If there were alternate measures of creditworthiness, many of these Latino consumers would join the ranks of homeowners, he said.
Since 2007, the three major credit-reporting companies have supported an alternative to FICO called VantageScore. It factors in a wider array of bill-payment history and looks at credit use over shorter periods, which picks up infrequent users, creating its own credit scoring system.
Communities of color under the current scoring model aren’t being accurately captured.
Joe Nery, president-elect of the National Association of Hispanic Real Estate Professionals
VantageScore executives estimate that there are 30 million to 35 million consumers considered “unscoreable” under FICO models, and that about 7.6 million of them could be scored and potentially qualify for a mortgage. Many are Hispanics.
Around for more than seven years and now on version 3.0, VantageScore has received scant use by mortgage lenders.
“Virtually zero,” confirmed Barrett Burns, president and CEO of VantageScore Solutions, noting Fannie Mae and Freddie Mac mandate that lenders use the 2004 FICO scoring if the lender is going to sell the mortgage to these government-controlled entities. “Those models were built on pre-recession data from 1995 to 2000. Those models are outdated.”
Most mortgage loans from banks are resold to Fannie and Freddie, so lenders are boxed in by the requirements.
That may be changing. The Federal Housing Finance Agency, which regulates Fannie and Freddie, has listed as a 2015 priority testing alternate credit scores and credit histories in loan-decision models employed by the two mortgage-finance titans.

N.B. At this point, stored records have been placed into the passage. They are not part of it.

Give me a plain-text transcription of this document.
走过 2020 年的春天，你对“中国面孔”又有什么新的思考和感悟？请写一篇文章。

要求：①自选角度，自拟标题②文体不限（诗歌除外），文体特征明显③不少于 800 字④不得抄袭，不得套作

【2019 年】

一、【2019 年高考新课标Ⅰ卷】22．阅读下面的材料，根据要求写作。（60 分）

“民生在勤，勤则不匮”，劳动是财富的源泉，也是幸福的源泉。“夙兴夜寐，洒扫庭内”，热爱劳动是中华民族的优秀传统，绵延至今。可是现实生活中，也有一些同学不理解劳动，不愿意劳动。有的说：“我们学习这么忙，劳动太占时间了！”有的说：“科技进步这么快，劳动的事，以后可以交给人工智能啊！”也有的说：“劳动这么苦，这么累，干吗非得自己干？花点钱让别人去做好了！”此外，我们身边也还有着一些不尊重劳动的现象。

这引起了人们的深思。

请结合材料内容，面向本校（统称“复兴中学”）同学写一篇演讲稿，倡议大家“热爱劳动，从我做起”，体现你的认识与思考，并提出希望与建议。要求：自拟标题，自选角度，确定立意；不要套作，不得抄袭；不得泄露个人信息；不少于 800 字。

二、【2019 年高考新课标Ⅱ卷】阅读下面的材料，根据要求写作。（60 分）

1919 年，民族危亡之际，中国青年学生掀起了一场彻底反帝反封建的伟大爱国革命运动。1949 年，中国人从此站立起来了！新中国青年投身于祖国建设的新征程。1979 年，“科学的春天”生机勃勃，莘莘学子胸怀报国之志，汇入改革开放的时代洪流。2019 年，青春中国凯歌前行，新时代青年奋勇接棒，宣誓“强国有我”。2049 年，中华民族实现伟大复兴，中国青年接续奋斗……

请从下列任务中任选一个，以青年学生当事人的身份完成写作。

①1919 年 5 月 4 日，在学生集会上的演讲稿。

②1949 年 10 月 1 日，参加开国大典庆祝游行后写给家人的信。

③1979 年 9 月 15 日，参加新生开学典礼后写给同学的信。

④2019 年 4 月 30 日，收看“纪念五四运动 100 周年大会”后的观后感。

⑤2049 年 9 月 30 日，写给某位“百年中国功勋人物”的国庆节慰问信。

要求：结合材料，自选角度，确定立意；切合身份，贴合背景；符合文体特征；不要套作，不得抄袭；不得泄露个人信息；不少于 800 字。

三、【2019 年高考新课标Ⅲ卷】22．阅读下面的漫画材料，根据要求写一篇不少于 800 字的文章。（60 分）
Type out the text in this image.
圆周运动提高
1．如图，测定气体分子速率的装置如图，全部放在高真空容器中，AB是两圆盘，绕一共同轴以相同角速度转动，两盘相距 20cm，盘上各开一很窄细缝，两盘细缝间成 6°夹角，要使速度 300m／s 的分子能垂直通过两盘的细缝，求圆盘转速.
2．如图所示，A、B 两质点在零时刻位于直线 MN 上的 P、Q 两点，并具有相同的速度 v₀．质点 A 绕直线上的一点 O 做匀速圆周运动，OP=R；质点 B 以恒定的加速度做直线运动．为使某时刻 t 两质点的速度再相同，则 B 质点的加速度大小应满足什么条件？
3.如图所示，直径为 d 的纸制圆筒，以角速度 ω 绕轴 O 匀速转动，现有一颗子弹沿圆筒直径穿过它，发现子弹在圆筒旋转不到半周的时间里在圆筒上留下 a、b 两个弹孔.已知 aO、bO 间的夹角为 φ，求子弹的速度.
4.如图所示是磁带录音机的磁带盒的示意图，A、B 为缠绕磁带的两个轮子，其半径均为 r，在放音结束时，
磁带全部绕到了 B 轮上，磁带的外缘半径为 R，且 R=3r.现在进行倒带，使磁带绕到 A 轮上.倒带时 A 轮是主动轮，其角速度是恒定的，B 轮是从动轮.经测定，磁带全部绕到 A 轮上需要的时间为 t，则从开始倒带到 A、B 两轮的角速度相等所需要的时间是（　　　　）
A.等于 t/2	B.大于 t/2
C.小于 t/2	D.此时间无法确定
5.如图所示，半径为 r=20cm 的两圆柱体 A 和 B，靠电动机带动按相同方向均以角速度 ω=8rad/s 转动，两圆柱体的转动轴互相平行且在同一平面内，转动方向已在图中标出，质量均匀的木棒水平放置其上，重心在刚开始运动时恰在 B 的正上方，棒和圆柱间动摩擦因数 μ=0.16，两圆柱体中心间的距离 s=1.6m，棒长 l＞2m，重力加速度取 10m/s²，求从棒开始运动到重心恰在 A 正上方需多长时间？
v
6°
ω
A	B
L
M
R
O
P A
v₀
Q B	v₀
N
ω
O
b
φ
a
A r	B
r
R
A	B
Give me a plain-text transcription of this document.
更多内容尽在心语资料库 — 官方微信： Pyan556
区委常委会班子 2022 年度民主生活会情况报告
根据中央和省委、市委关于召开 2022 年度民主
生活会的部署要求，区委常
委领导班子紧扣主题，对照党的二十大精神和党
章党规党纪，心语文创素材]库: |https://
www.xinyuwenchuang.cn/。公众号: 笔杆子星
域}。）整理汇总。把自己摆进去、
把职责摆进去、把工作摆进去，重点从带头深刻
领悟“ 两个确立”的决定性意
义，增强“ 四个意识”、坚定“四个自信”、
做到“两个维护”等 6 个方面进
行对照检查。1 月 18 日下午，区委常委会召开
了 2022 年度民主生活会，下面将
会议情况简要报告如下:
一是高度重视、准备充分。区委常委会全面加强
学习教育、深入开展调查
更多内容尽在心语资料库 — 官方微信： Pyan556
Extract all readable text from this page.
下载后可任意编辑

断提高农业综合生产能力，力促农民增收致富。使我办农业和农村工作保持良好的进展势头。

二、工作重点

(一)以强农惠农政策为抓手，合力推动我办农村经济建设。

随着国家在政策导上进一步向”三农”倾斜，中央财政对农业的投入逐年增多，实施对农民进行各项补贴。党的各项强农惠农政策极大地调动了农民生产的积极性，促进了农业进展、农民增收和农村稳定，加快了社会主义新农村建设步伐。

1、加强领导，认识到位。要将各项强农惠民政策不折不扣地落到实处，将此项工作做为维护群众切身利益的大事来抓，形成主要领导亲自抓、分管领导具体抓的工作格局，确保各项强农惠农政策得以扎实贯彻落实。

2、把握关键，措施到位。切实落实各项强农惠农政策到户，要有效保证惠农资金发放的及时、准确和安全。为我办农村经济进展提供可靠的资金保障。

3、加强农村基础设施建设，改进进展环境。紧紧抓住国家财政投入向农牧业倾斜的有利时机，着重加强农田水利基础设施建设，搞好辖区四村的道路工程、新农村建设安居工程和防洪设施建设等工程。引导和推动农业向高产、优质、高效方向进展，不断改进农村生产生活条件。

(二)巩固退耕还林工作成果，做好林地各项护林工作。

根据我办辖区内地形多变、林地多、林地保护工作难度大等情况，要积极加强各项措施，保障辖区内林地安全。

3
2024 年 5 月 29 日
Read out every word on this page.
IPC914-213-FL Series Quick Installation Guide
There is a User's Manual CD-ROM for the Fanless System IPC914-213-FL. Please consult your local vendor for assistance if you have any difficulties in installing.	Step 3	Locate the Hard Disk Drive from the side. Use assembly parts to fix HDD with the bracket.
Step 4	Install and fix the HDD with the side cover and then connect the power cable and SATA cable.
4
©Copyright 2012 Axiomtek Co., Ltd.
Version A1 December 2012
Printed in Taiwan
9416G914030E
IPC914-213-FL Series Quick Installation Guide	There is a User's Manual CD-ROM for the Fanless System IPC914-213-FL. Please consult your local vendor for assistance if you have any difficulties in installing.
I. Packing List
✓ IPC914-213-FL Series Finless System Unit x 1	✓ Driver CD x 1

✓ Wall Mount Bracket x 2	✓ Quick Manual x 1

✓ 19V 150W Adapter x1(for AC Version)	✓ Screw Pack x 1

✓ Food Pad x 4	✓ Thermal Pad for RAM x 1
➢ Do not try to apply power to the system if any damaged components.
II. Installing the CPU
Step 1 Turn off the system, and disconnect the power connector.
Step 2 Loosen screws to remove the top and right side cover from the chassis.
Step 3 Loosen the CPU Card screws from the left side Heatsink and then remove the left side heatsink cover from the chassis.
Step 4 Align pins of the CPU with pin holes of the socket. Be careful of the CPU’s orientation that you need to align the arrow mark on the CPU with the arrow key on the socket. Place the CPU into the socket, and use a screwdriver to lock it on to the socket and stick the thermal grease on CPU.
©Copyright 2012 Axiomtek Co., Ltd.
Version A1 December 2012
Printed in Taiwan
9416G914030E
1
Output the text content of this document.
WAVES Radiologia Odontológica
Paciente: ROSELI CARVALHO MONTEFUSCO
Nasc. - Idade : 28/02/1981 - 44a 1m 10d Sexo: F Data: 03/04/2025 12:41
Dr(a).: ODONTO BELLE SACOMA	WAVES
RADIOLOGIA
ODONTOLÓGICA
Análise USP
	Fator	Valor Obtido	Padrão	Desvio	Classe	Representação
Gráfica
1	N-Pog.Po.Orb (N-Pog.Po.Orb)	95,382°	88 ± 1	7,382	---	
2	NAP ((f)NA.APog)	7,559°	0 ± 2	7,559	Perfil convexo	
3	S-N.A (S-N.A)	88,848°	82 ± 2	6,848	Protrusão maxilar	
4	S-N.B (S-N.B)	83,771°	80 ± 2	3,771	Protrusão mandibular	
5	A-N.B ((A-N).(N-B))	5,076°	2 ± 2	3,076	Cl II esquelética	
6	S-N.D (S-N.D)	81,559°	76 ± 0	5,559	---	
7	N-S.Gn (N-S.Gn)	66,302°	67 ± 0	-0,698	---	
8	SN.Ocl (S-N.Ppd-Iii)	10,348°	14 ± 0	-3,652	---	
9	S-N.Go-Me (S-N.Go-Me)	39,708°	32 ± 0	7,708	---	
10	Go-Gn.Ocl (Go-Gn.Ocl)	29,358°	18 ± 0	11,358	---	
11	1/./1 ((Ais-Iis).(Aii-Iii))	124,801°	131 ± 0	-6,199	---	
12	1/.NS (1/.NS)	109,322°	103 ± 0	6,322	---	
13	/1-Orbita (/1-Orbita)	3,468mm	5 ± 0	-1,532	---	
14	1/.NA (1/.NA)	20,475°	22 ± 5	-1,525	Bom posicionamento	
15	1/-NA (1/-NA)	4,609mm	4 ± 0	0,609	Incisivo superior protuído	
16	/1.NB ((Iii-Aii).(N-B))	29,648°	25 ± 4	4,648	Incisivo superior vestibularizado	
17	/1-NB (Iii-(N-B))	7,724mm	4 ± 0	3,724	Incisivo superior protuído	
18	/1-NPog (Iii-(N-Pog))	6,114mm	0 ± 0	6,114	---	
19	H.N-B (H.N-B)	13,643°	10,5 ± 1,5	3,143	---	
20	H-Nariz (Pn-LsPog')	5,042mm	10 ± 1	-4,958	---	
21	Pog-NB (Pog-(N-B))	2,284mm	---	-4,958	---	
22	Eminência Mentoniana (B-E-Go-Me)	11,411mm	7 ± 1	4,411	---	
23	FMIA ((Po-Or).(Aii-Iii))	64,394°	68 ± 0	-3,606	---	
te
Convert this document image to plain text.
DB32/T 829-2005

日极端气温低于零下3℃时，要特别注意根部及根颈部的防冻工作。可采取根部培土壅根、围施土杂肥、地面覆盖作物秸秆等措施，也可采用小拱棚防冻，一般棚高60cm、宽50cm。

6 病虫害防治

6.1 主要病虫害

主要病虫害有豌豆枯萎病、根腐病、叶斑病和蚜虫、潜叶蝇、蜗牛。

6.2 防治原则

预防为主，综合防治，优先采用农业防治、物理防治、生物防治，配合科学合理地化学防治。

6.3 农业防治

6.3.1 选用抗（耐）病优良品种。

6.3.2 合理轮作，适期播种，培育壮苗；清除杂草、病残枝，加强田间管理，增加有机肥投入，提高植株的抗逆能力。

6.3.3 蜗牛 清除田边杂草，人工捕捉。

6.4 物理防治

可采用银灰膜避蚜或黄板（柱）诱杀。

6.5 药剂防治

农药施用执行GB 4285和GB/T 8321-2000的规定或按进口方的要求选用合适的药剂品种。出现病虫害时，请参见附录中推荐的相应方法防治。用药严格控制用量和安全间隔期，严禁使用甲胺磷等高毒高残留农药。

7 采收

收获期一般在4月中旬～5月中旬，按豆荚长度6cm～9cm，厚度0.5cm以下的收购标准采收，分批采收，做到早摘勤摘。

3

Speaking to the National Association of Realtors earlier in April, Housing and Urban Development Secretary Julian Castro said the Federal Housing Administration too is exploring alternative scoring models for FHA loans.
There’s more at stake than just access to credit, said Kenneth Fears, director of regional economics and housing finance for the National Association of Realtors.
“Twenty or thirty years from now the demographic makeup of the United States is going to be very, very different,” he said. “What’s under the hood, the makeup, will be very different, and we need to create an environment that is more conducive to upward mobility.”
Access to credit brings upward mobility, but many first- and second-generation Hispanics are credit-averse. They often come from countries where the less affluent borrow and lend outside the banking system. It’s why Alicia Trevino supports broader financial literacy efforts to educate about the importance of credit and a credit history.
“We haven’t had the long line of ancestry of how to do it in America,” said Trevino, a nationally recognized Realtor in Mesquite, Texas. “Our main focus is not just home ownership.”